Preferably, the filter circuit is a low-pass filter circuit.

As shown in fig. 2, the dual-channel operational amplifier includes a chip IC1, a chip U4, a capacitor C35, a capacitor C36, a capacitor C37, a capacitor C38, a resistor R35, a resistor R39, a resistor R40, a resistor R41, a resistor R42, a resistor R47, a resistor R48, a resistor R51, and a resistor R52.

The port 1 of the chip IC1 outputs a first comparison result, the port 7 outputs a second comparison result, the port 2 is connected to a first reference voltage signal, the port 5 is connected to a second reference voltage signal, the port 8 is connected to a third reference voltage signal, the port 3 is connected to a first real-time voltage signal through a resistor R55, the port 6 is connected to a second real-time voltage signal, and the port 4 is grounded.

Port 8 of chip IC1 is also electrically connected to port 3 of chip U4.

The port 2 of the chip U4 is grounded, the port 1 is grounded through a resistor R52, the port 1 is electrically connected with the port 3 of the chip U4 through a resistor R51, and the port 3 is connected with a 5V power supply through a resistor R41.

The port 3 of the chip U4 is also grounded through a capacitor C35, and the port 3 is grounded through a resistor R39, a resistor R47, and a resistor R40 in this order. One end of the capacitor C36 is grounded, and the other end is electrically connected to port 3 of the chip U4.

One end of the resistor R35 is connected between the resistor R39 and the port 3 of the chip U4, and the other end is grounded through the resistor R48 and the resistor R42 in sequence.
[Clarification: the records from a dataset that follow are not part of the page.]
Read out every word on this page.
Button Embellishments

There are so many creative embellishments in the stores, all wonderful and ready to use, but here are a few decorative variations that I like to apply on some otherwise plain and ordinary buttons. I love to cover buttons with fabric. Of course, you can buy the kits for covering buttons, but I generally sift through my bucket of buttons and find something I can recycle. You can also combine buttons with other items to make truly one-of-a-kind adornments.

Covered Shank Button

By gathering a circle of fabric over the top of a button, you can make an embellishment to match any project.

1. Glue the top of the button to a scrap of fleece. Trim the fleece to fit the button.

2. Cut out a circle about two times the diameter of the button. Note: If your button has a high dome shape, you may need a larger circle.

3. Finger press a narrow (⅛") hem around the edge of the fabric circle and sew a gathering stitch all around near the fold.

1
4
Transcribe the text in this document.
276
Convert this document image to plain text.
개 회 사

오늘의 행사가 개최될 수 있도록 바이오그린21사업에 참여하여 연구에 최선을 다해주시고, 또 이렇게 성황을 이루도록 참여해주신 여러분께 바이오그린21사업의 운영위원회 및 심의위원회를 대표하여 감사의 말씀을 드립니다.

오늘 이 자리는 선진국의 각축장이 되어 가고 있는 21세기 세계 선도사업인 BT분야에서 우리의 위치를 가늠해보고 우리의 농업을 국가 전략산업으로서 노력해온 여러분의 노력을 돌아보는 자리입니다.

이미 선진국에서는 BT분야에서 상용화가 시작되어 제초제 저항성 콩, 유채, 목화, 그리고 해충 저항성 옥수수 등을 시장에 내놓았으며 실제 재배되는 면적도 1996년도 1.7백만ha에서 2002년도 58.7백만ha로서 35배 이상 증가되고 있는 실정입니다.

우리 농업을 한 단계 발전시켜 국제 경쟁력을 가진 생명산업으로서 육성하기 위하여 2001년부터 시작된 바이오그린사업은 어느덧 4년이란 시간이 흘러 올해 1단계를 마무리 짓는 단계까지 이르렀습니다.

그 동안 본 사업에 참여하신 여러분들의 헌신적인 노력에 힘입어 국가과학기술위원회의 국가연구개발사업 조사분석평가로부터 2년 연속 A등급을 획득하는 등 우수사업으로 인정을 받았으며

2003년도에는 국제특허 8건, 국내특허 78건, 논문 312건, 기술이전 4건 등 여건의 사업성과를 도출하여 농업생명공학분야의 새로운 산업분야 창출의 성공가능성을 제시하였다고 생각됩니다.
One ends of the capacitor C37 and the capacitor C38 are grounded, and the other ends of the capacitor C37 and the capacitor C38 are connected between the resistor R39 and the resistor R47.

A second reference voltage signal is connected between the resistor R35 and the resistor R48; the capacitor C38 receives the third reference voltage signal.

More specifically, the low-pass filter circuit is an RC low-pass filter circuit, and includes a resistor R16 and a capacitor C53; one end of the resistor R16 is electrically connected to the port 3 of the chip IC1 through the resistor R55, and the other end is electrically connected to the port 6 of the chip IC 1.

One end of the capacitor C53 is grounded, and the other end is connected between the resistor R16 and the port 6 of the chip IC 1.

The first real-time voltage signal input from the port 3 of the chip IC1 is filtered by the resistor R16 and the capacitor C53 to form a second real-time voltage signal and input to the port 6 of the chip IC 1.

Preferably, the output control circuit includes an and circuit for outputting a logic high level/low level to drive the subsequent stage circuit. Specifically, as shown in fig. 3, the output control circuit includes a resistor R30, a resistor R33, a resistor R14, a transistor Q5, and a transistor Q6.

One end of the resistor R33 is electrically connected to the port 1 of the chip IC1, and the other end is electrically connected to the base of the transistor Q6.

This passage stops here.